DYNAMIC PROTEOME ANALYSIS OF ANTERIOR MICE HIPPOCAMPUS

Neurodegeneration is a molecular process that occurs during several brain diseases (Parkinson, Alzheimer, Epilepsies). This process leads to the reorganization of synapses and neurons in the Central Nervous System. The search for early medication to reduce neurodegeneration is a major challenge in Neuroscience. To this aim VALAPODYN, a European Commission-funded research network, develops functional genomics and proteomics related to the dynamics of molecular interaction networks (MIN). MIN modeling investigates protein-protein interactions and regulation networks. This study is established on scientific literature and on experimental data coming out of genomic and proteomic analyses. Experimental data are obtained thanks to a model of kainate inducing cell loss with focal epilepsy in mice hippocampi . This model permit the EU Consortium to get a transcriptome and proteome dynamic expression analysis conducted at 10 successive time-points during the first 24h after kainate induction.

Proteome dynamic analysis is performed with total and fractionated proteins extracts. Obtained proteins are separated by two methods: (i) a classic method based on 2D-PAGE gel separation of these proteins; (ii) a method based on the 2D-HPLC liquid separation of digested peptides. When proteins are separated on 2D-PAGE, proteins spots are visualized thanks to 2 images analysis software’s using different mathematical algorithms. Proteins spots are picked and digested automatically using a spot picker and a recently acquired digester workstations. Mass spectrometry identification of digested peptides (2D PAGE MALDI-TOF/TOF and 2D-LC MS/MS) highlighted the modulation of the expression of 232 different proteins during the first 24h after kainate induction. The dynamic proteome analysis was performed thanks to complementary strategies to cover a large window of molecular events as a result of cellular loss induction. “User-friendly” documents were constructed to efficiently communicate proteome information. The obtained lists of proteins were extensively analysed with public databases (UniProtKB, NCBI, Pfam etc) to review interactions, biological functions, protein families with different isoforms and cellular-tissue localisation.

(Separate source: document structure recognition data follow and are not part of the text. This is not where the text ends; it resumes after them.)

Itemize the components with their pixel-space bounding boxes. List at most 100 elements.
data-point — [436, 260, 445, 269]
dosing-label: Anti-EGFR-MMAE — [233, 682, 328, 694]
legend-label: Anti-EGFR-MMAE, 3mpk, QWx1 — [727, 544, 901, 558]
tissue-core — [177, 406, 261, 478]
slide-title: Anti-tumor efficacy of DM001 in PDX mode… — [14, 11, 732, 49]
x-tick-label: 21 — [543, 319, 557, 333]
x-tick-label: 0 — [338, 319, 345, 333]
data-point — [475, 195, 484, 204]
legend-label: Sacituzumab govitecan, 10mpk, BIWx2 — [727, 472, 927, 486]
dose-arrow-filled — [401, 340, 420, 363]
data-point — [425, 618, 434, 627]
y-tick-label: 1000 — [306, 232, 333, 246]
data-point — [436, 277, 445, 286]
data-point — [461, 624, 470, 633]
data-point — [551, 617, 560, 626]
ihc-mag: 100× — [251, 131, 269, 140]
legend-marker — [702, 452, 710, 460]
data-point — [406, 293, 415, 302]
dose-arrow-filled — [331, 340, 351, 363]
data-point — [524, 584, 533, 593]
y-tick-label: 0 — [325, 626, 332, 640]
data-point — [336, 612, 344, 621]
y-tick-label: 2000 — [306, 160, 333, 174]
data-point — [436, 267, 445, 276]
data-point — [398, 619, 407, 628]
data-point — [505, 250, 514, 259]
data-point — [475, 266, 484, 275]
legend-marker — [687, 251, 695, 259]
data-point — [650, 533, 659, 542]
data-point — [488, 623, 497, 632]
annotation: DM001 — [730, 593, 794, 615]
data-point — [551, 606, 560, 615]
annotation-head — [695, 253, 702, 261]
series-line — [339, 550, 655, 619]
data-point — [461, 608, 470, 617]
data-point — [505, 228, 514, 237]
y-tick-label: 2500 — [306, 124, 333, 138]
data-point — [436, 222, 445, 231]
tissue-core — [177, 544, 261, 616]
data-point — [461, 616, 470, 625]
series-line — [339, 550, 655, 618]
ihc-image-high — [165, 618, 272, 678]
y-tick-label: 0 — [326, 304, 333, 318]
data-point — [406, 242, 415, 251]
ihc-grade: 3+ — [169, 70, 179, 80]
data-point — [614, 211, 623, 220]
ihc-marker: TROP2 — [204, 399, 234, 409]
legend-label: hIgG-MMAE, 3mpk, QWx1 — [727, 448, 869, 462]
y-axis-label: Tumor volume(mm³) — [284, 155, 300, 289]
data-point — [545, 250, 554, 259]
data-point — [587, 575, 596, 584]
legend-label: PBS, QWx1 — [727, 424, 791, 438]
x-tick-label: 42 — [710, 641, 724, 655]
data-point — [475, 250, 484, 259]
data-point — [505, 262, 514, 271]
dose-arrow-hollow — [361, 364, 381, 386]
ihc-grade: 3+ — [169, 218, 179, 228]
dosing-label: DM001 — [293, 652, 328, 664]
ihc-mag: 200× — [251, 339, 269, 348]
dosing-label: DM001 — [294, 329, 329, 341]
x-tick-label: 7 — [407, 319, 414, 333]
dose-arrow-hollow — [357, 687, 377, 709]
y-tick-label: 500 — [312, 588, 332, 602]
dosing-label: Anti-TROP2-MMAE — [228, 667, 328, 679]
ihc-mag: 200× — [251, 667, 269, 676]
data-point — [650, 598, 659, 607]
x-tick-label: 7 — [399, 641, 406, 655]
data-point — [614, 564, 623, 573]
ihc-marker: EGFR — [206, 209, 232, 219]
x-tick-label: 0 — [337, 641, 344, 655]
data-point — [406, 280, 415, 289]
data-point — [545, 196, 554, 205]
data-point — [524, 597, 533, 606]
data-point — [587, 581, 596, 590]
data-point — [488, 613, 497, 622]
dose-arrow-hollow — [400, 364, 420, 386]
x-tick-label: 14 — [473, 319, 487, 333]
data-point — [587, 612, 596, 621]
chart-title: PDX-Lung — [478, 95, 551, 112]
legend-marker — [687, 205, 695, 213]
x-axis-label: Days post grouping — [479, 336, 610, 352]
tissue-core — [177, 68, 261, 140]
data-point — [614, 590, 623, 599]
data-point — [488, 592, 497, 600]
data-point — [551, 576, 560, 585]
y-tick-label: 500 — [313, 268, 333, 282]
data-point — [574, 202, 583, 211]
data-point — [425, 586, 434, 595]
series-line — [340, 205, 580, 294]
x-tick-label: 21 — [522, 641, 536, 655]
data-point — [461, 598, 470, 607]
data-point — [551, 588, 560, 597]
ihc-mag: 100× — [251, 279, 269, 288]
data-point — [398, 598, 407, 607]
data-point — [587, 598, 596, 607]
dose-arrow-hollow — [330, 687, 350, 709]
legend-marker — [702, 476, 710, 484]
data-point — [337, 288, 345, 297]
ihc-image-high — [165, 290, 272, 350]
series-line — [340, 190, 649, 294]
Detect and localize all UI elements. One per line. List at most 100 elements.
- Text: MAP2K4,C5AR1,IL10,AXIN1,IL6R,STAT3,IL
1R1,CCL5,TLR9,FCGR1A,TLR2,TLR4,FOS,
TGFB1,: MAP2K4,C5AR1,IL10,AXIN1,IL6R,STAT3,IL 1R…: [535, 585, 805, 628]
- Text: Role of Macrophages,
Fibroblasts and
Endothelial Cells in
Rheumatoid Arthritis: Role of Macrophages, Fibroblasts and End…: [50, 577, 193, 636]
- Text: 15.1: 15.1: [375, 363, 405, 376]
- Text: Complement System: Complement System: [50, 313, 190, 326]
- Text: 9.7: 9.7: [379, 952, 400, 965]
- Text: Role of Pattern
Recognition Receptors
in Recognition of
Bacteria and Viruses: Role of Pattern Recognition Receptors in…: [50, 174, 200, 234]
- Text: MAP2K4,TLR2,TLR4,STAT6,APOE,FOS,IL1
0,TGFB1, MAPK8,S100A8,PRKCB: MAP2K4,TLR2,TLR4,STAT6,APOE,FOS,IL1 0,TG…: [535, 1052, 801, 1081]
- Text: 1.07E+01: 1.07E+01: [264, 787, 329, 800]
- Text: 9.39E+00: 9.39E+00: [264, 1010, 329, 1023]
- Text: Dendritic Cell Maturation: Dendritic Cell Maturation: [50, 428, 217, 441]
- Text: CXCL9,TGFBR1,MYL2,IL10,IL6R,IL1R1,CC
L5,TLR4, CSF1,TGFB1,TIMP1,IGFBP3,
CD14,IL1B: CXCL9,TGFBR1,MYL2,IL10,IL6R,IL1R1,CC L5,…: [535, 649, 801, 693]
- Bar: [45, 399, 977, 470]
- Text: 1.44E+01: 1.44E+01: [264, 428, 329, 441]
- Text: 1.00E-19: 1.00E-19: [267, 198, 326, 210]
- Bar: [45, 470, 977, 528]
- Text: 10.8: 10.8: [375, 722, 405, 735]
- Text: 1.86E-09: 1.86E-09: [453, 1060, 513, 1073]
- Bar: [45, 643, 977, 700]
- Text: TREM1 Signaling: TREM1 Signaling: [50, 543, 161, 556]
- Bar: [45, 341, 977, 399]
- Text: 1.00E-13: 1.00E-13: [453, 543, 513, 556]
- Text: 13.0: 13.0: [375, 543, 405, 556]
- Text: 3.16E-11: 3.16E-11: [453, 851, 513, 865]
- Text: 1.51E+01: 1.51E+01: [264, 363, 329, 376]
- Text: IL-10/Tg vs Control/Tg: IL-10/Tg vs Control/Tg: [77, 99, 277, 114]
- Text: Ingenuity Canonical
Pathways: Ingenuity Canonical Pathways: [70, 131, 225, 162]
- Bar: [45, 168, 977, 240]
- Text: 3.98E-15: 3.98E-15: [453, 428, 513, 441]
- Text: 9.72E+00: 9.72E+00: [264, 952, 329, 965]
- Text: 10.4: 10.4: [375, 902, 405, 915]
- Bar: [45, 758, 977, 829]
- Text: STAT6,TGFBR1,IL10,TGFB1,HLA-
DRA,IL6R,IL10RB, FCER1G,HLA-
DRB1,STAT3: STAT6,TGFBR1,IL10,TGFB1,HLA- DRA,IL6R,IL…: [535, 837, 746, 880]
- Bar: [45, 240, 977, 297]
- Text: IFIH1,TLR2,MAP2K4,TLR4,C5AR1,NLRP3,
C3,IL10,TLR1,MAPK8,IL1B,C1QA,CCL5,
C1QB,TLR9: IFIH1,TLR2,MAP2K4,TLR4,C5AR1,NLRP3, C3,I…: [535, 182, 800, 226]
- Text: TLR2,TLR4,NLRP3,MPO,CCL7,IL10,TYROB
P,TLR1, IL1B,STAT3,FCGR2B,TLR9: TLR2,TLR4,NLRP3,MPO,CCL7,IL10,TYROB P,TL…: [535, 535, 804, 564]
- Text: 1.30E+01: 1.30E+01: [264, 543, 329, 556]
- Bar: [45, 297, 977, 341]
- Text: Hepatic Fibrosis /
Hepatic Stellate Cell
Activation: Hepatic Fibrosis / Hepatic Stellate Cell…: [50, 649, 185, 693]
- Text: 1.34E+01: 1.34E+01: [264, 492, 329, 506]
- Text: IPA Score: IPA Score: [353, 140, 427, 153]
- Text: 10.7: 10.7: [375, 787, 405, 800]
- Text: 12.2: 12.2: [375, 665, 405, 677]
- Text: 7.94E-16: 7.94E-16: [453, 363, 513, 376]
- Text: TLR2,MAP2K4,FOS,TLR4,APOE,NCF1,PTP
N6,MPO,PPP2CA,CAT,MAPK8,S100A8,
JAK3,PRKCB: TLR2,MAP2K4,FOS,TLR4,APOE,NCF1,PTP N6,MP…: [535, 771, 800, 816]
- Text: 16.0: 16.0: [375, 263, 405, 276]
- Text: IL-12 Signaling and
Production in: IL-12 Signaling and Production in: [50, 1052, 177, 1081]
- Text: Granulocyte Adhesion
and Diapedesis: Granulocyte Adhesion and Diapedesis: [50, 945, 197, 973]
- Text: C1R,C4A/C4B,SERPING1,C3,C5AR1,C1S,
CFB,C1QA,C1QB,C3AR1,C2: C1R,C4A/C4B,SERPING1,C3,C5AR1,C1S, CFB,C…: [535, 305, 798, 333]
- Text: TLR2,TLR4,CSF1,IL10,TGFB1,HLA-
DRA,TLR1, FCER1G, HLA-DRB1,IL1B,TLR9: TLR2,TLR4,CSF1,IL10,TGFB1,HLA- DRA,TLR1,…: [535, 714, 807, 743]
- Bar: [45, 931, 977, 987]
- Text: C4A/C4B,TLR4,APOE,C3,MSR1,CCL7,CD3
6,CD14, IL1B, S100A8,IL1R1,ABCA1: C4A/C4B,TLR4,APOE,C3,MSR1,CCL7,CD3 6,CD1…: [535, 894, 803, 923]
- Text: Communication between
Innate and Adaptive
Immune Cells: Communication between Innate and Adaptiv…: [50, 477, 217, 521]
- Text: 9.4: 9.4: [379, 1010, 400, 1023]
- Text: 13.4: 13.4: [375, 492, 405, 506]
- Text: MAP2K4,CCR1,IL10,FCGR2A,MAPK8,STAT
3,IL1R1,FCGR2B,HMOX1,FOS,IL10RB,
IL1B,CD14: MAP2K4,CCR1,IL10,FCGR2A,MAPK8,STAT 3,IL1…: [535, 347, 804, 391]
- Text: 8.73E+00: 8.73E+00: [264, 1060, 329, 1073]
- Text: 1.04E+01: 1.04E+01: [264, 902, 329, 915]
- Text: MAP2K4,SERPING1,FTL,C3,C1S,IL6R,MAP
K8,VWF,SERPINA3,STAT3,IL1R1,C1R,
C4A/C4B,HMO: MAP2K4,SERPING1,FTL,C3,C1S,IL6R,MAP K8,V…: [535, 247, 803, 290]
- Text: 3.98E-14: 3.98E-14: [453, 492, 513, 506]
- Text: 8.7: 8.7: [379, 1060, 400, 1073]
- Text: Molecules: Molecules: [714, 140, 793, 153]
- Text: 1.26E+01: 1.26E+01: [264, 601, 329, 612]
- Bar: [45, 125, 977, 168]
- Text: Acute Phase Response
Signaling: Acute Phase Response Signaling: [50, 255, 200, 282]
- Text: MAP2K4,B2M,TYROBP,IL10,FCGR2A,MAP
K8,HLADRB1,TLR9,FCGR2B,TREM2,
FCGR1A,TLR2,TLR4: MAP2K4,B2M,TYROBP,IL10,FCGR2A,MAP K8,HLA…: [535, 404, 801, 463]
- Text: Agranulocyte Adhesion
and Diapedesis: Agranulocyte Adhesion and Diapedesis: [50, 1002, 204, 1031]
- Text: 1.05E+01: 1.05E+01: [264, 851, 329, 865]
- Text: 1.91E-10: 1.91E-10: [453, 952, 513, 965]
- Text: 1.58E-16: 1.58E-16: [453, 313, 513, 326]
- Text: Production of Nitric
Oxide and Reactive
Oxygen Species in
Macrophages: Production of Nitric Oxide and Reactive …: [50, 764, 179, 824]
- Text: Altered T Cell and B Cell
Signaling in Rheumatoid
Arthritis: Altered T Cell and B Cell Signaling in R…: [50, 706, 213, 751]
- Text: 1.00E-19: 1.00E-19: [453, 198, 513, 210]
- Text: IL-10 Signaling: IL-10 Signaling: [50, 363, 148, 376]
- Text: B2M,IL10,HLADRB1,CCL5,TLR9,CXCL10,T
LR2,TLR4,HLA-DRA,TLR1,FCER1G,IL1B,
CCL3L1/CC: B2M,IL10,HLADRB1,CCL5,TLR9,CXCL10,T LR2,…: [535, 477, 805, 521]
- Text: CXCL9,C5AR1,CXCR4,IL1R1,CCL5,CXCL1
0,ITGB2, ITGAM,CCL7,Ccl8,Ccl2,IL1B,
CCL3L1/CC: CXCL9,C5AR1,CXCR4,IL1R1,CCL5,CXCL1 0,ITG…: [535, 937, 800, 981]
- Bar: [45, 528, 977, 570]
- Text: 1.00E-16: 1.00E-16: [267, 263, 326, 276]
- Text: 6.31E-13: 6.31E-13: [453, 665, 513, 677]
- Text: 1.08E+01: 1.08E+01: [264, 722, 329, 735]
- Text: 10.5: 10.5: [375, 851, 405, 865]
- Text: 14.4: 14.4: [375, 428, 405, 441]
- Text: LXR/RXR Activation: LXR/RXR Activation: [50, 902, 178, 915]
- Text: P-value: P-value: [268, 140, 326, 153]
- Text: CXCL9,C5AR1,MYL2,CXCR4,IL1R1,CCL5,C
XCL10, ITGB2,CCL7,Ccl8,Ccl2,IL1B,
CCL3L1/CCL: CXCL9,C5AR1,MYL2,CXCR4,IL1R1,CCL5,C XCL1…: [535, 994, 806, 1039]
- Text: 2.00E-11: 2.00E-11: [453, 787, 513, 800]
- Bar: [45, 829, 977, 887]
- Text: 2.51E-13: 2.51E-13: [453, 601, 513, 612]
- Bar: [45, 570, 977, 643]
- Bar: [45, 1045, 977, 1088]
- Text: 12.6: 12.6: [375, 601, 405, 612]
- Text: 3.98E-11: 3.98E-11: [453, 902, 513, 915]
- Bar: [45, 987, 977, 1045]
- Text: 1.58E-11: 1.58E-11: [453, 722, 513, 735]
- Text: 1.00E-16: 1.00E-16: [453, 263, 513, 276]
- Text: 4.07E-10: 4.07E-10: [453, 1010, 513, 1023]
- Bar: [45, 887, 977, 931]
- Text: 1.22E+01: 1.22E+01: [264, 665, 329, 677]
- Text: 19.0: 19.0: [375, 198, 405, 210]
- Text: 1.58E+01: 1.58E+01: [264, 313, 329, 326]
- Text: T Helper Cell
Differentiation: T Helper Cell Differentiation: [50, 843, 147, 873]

We want also to emphasize that several proteins families showed multiple spots as a result of different isoforms. These isoforms are probably the consequence of natural chemical modifications. The study of these chemical modifications in the native conditions needs a dynamic analysis of the tri-dimensional structure and folding showed by these isoforms. This new study will permit to establish a link between proteomic, interactomic data and data issue from the structural biology.